O problema aparece quando a identidade assumida toma lugar da estrutura natural rejeitada, em momentos e áreas em que o que conta é esta, não aquela. Noutras palavras, quando a construção da identidade colide com demandas em que a identidade já construída, a da natureza biológica, exigem atenção. Ser capaz de separar bem as coisas, e saber balancear as reivindicações adequadas aos respectivos papéis sociais, só faria bem aos interessados.

A economista Deirdre McCloskey não se aproveita – muito pelo contrário – de sua transsexualidade para ser uma das mais argutas intelectuais de nosso tempo. Seu cérebro não depende das condições masculina ou feminina para estudar e produzir em economia. Entretanto, o corpo de Tiffany não responde pelos seus atos. O departamento é outro.

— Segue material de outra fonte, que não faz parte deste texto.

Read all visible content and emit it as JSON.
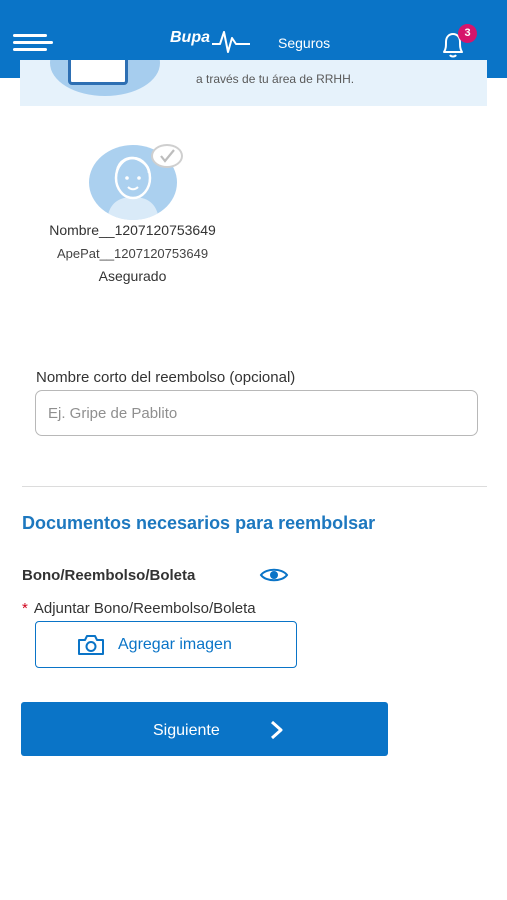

Sentir-se jovem num corpo velho, como o anedótico holandês, ou mulher num corpo de homem, ou acreditar ter sido Napoleão Bonaparte noutra encarnação, ou garantir ser um escapamento de carro nesta mesma encarnação – nada disso é, em si, nocivo a terceiros, contanto que ninguém submeta toda e qualquer relação social e jurídica à fluidez da própria identidade, ou pós-identidade, ou identidade nenhuma. Cada um no seu quadrado? De jeito nenhum; podemos e devemos conviver tranquilamente. Cada um na sua quadra.